Je le vois bien très, très haut et vite si FG change enfin de vitesse pour l'intégration des jeunes.
Dans un monde sans Dupont, je le vois bien titulaire avec Le Garrec comme finisseur. Pourquoi, parce qu'il a un jeu très vif, à la Toto qui peut exploser les défenses et fatiguer les adversaires. Le Garrec serait donc un finisseur gestionnaire dans le style qu'occupait Lucu.
Avec Dupont, c'est à voir qui serait son remplaçant sur le banc, mais bon, je me lance, je préfère Jauneau car je lui vois une plus grande marge de progression.

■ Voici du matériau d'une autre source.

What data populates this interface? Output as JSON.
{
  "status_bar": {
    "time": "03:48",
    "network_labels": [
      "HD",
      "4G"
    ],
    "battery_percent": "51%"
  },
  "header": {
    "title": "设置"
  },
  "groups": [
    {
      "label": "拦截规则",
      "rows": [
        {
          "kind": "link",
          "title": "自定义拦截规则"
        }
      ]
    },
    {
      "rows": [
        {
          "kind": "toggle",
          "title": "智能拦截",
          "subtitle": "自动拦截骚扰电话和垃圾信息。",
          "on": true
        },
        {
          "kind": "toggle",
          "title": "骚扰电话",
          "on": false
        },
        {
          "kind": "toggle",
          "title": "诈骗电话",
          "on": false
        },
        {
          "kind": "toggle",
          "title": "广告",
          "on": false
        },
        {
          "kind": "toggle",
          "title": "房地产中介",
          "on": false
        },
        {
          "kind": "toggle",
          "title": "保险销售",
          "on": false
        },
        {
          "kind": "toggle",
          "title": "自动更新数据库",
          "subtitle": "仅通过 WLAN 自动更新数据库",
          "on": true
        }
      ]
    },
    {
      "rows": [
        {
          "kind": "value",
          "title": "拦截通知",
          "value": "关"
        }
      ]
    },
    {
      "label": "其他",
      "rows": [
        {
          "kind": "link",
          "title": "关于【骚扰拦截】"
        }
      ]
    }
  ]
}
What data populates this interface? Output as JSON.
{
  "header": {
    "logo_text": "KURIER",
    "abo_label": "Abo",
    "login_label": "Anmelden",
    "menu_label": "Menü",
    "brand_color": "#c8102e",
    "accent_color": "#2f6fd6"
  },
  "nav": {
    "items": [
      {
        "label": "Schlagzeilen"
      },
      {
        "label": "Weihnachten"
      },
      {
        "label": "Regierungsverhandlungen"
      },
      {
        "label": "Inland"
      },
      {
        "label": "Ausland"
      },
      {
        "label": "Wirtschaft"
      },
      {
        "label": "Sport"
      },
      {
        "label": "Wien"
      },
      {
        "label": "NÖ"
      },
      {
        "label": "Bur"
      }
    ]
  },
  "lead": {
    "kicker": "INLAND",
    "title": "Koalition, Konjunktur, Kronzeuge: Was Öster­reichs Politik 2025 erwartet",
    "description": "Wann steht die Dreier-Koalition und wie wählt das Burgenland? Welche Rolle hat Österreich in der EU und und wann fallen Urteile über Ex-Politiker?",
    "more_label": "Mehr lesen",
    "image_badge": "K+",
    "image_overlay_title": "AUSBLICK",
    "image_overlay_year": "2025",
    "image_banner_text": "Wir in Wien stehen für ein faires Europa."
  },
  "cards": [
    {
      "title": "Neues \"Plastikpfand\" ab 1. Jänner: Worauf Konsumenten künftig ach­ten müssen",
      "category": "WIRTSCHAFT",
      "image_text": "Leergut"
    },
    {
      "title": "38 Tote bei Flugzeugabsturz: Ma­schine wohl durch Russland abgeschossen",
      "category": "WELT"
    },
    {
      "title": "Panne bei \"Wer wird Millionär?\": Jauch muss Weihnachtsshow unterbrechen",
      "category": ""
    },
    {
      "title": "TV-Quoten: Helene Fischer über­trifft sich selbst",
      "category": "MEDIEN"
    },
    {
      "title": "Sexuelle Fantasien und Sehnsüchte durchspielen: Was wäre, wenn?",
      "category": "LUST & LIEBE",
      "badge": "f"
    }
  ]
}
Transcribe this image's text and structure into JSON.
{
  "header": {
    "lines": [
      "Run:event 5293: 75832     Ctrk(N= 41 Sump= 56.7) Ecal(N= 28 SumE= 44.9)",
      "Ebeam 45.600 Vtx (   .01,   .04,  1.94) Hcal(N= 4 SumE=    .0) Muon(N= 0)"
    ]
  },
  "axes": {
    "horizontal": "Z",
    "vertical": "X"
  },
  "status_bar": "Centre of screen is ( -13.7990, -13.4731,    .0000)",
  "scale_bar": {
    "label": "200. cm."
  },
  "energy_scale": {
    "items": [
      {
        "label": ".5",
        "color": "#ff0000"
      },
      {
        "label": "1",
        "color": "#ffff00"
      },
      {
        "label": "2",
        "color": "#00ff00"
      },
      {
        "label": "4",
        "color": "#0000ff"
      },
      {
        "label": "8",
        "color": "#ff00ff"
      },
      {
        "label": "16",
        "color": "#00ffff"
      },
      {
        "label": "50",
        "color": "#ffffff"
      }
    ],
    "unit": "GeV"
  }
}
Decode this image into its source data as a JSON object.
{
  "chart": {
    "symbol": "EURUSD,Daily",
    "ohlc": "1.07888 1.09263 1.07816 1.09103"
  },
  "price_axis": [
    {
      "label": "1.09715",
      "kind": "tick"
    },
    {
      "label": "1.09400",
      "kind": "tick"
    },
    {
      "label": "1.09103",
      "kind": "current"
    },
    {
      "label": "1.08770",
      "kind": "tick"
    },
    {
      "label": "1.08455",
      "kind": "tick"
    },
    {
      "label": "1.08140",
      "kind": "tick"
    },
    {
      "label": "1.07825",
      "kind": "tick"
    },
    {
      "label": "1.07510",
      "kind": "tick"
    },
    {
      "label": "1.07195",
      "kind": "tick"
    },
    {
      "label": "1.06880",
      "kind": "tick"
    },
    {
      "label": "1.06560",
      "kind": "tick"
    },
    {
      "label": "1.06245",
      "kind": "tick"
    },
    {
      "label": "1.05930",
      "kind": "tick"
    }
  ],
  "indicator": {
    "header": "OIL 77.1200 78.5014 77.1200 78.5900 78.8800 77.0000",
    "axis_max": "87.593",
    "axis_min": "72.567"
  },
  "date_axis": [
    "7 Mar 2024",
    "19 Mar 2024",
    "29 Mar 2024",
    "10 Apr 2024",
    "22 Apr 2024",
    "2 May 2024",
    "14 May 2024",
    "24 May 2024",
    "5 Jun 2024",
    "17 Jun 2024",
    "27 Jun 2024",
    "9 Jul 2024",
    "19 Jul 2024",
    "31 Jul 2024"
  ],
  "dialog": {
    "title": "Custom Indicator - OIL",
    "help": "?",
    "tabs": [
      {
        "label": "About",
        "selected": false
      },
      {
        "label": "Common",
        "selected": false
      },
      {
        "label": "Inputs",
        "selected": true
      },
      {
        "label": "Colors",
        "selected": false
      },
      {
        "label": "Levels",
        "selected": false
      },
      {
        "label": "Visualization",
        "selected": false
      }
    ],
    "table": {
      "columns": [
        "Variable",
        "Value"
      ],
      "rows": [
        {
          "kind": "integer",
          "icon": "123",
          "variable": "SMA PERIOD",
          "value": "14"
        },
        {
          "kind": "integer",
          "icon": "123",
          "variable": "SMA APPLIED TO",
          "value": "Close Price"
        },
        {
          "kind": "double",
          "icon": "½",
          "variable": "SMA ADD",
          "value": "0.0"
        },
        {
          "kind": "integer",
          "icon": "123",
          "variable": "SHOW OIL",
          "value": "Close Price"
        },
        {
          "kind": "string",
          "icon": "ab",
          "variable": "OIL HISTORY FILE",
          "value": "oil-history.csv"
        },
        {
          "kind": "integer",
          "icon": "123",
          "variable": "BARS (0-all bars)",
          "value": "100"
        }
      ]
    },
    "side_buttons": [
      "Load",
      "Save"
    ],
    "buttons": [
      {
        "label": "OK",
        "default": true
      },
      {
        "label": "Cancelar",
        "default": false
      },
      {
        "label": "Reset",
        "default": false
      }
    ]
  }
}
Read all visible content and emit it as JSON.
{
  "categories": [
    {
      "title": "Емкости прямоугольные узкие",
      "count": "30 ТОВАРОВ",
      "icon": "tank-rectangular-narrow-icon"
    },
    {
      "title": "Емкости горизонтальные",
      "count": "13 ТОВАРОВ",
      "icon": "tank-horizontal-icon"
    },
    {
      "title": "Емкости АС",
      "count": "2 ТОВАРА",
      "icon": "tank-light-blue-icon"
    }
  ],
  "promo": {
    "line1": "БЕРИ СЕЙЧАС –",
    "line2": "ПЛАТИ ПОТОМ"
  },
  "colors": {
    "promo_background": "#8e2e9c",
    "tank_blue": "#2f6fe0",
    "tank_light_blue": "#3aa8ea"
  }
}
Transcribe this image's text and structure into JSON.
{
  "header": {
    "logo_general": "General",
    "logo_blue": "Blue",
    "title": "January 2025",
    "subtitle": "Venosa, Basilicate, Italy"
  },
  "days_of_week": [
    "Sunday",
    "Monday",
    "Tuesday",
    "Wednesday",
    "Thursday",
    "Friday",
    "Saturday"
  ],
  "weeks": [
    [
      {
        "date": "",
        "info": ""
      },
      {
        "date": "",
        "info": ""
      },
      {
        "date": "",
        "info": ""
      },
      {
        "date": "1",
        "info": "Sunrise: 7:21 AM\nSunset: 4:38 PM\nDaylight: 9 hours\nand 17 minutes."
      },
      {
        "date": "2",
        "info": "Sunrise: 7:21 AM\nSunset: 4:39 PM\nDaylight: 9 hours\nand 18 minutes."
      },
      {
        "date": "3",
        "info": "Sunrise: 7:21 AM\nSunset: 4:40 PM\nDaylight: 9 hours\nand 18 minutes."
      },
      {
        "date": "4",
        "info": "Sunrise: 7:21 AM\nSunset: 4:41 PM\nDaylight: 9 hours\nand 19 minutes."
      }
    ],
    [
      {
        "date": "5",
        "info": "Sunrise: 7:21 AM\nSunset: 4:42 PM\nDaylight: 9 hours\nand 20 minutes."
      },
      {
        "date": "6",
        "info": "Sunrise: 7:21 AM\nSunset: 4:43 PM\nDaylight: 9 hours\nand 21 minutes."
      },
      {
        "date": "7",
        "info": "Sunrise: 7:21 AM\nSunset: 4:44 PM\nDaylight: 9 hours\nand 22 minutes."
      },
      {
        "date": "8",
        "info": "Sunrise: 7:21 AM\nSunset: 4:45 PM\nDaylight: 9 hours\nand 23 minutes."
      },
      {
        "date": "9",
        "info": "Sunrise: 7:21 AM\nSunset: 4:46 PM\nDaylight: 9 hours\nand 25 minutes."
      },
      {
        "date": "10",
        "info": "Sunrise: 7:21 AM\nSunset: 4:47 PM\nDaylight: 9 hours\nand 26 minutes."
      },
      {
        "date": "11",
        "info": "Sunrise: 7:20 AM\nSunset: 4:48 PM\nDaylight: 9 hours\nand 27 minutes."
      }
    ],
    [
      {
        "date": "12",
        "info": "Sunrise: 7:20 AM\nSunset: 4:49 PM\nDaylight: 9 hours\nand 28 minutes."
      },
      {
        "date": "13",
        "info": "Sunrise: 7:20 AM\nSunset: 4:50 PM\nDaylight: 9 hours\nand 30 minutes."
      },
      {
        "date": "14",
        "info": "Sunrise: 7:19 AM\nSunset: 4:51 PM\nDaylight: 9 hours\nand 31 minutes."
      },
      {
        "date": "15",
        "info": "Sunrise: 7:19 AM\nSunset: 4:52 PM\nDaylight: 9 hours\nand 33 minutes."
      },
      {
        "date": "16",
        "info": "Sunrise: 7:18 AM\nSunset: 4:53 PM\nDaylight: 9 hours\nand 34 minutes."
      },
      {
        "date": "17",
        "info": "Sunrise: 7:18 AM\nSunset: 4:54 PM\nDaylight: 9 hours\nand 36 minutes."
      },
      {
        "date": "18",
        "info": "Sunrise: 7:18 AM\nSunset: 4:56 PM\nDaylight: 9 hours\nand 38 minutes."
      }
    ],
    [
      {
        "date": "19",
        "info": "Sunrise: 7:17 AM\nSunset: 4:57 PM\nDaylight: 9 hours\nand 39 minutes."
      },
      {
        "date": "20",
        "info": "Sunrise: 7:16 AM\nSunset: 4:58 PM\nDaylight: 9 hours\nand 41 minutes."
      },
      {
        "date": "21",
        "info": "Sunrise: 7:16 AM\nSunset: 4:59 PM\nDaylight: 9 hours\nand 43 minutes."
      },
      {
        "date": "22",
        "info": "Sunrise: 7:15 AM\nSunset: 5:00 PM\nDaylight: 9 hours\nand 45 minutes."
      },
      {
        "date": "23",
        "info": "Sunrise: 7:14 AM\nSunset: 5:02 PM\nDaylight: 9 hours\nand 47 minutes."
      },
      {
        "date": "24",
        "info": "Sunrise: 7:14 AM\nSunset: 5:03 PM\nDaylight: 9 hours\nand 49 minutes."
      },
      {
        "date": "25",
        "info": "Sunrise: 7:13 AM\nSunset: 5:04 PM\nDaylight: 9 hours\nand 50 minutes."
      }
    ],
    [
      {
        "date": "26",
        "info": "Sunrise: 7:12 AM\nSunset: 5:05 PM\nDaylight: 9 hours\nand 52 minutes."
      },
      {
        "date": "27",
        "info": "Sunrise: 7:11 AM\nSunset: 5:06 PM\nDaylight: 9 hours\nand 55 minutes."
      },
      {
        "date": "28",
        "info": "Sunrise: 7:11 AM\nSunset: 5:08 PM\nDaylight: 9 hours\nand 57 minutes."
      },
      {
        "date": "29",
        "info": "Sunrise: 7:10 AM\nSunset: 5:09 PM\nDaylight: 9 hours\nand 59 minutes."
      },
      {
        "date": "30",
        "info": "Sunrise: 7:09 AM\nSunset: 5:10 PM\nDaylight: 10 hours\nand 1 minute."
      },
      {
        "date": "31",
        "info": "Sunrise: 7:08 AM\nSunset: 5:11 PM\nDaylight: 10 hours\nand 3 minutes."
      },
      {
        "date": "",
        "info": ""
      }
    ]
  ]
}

Puntadelteno1970 Il y a 2 mois Le 15/02/2024 à 10:27

Il a l'avenir devant lui. Un peu de patience, beaucoup de travail est nul doute qu'il aura sans doute l'occasion de devenir un excellent demi de mêlée. Par contre s'il fait comme son coéquipier (Sébastien Bézy), il restera un espoir qui ne confirme pas. Le passage de Sébastien Bézy en EDF en 2016 a anéanti sa progression. Il n'a pas réussi à "digérer" son arrivée en EDF. La qualité n'est pas la seule raison d'une réussite professionnelle internationale. Bon courage à lui. Qu'il soit patient et qu'on lui laisse le temps de prendre l'expérience indispensable avant de le jeter au niveau international.

Papatch Il y a 2 mois Le 15/02/2024 à 10:17

Pour moi au vu des ses qualités il peut être le remplaçant de Dupont en EDF.